Mohr, Die Notwendigkeit einer höheren Bildungsanstalt für Blinde. Kongr.-Ber. Breslau 1901.
III.
Die Blindenanstalt.
1. Die baulichen Anlagen.
Da nach den Ausführungen im vorigen Kapitel kein Zweifel darüber bestehen kann, daß die Erziehung, der Schulunterricht und die berufliche Ausbildung des Blinden am zweckmäßigsten in besondern Anstalten erfolgt, so wird die Frage entstehen, wie diese Anstalten einzurichten sind, damit sie ihrer Bestimmung am vollkommensten entsprechen.
Bei der relativ geringen Zahl von Blinden wird eine Anstalt stets für einen größeren Landesteil zu errichten sein, wobei natürlich die Bevölkerungsdichte mitzusprechen hat. Eine größere Anstalt ist aus pekuniären Gründen mehreren kleinen vorzuziehen, wenn auch zugegeben werden muß, daß die letzteren in erziehlicher Hinsicht ihre Vorteile haben, da sie den Familiencharakter mehr wahren können. In unterrichtlicher Beziehung haben kleine Anstalten allerdings erhebliche Nachteile, da die geringe Zahl von Schülern eine Vereinigung mehrerer Jahrgänge zu einer Klasse notwendig macht, was den Unterricht sehr erschwert. Außerdem würden sich beim Vorhandensein mehrerer Blindenanstalten in einem Bezirke unliebsame Berührungen und Einschränkungen beim Vertriebe der in den Werkstätten produzierten Waren ergeben. Es ist also in jedem Falle besser, daß ein größerer politisch abgegrenzter Landesteil nur eine Anstalt besitzt. Immerhin kann in stark bevölkerten Gegenden die Notwendigkeit eintreten, neben einer bereits bestehenden Anstalt eine zweite in demselben Bezirk zu gründen, wie denn tatsächlich einige preußische Provinzen (Rheinprovinz, Westfalen, Brandenburg) zwei Blindenanstalten besitzen.

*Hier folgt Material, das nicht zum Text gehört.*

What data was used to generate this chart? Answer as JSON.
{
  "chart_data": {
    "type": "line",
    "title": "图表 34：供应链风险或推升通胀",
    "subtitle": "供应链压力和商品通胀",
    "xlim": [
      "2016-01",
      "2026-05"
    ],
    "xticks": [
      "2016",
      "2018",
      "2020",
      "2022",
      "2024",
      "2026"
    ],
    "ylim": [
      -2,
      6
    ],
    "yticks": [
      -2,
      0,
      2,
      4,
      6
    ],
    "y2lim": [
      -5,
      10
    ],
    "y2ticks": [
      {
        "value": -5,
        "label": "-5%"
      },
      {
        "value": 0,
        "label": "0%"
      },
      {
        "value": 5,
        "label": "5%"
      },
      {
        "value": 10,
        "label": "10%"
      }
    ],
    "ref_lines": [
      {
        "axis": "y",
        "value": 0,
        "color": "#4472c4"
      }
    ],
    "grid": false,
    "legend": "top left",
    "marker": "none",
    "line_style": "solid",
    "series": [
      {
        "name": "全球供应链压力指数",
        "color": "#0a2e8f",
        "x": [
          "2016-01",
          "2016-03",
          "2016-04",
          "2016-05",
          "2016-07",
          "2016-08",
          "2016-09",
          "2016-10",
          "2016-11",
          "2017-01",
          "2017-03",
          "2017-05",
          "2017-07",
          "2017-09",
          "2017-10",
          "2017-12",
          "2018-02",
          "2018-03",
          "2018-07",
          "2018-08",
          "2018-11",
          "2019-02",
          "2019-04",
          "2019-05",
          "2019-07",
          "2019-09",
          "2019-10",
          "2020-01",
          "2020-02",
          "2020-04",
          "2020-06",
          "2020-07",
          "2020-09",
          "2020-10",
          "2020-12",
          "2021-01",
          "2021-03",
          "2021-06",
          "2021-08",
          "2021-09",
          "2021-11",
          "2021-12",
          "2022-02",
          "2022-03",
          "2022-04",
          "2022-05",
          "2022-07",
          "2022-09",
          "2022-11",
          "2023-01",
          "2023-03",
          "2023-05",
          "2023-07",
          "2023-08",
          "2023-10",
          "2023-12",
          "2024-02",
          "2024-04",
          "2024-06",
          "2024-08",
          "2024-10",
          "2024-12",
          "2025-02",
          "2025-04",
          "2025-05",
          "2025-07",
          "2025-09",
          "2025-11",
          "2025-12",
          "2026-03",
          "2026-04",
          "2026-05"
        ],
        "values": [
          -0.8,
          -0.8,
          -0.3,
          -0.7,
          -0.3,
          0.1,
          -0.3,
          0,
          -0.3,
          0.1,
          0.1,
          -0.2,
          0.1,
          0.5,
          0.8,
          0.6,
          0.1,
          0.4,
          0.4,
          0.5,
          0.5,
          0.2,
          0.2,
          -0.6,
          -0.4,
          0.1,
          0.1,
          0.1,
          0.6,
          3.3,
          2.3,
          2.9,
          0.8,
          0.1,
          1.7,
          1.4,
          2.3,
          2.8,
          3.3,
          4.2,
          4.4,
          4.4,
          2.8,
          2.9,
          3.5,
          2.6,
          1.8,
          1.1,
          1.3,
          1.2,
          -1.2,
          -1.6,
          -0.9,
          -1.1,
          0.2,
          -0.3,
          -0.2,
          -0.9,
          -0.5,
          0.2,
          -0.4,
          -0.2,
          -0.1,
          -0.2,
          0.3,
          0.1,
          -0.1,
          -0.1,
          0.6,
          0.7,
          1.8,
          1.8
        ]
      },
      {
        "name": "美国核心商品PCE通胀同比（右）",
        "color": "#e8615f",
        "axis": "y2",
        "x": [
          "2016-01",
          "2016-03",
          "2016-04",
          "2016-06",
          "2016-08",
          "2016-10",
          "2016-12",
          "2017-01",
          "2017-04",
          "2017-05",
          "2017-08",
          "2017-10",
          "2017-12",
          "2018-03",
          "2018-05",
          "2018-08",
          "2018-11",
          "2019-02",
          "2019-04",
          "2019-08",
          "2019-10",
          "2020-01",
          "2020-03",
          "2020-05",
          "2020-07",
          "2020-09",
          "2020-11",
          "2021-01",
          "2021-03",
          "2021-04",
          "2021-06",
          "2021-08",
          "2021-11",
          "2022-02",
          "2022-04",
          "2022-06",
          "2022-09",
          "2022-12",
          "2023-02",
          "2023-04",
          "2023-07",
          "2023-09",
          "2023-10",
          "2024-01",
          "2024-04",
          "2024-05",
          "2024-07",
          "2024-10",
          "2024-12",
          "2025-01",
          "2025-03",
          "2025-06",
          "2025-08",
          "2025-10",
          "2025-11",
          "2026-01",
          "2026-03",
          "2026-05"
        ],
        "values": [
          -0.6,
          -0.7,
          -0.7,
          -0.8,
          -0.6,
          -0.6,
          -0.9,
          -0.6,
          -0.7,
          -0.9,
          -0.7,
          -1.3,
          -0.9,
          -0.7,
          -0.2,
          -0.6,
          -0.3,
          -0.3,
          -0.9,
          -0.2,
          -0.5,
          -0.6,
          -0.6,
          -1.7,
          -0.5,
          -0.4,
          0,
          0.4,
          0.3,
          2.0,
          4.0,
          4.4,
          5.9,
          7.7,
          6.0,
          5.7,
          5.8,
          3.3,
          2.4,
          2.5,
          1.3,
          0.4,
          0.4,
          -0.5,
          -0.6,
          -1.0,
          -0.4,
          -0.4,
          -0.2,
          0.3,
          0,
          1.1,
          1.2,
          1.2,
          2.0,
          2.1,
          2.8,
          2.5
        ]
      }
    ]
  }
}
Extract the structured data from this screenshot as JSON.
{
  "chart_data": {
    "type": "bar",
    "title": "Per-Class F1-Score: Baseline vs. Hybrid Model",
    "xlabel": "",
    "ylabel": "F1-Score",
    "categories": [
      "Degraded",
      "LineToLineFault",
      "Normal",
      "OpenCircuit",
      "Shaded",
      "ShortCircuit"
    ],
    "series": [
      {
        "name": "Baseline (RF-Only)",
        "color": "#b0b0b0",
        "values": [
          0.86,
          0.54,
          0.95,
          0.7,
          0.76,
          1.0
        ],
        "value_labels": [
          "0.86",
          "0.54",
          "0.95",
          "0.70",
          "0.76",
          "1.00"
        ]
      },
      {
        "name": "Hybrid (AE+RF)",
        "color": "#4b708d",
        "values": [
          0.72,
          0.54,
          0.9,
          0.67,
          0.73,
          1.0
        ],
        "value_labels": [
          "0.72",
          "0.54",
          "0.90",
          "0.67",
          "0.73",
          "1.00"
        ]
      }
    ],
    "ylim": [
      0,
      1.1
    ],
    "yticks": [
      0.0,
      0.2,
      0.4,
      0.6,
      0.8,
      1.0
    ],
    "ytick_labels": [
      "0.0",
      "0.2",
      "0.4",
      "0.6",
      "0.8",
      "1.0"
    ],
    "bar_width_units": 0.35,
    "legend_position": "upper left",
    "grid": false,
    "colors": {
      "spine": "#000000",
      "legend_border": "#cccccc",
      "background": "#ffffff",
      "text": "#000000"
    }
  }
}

Die Blindenanstalten sind fast durchweg in größeren Städten oder in ihrer Nähe errichtet worden; vielfach befinden sie sich in den Landes- oder Provinzialhauptstädten. Das ist in vieler Beziehung vorteilhaft (bequeme Eisenbahnverbindung, leichte Beschaffung der wirtschaftlichen Bedürfnisse, leichter Absatz der produzierten Waren, Anregung der Zöglinge durch den Besuch von guten Konzerten etc.); bei dem Neubau von Anstalten wird man daher wohl nur aus zwingenden Gründen von der bisherigen Praxis abweichen.
Die älteren Anstalten wurden ursprünglich inmitten der Städte erbaut; in neuerer Zeit geht man, wie dies auch bei anderen Erziehungs-, Heil- und Pflegeanstalten der Fall ist, mehr und mehr dazu über, die Anstalten aus der Enge der Großstadt nach der Peripherie zu verlegen. Hier haben sie Luft und Licht, ausreichende Höfe und Gärten für die Zöglinge und Raum für die weitere Entwickelung.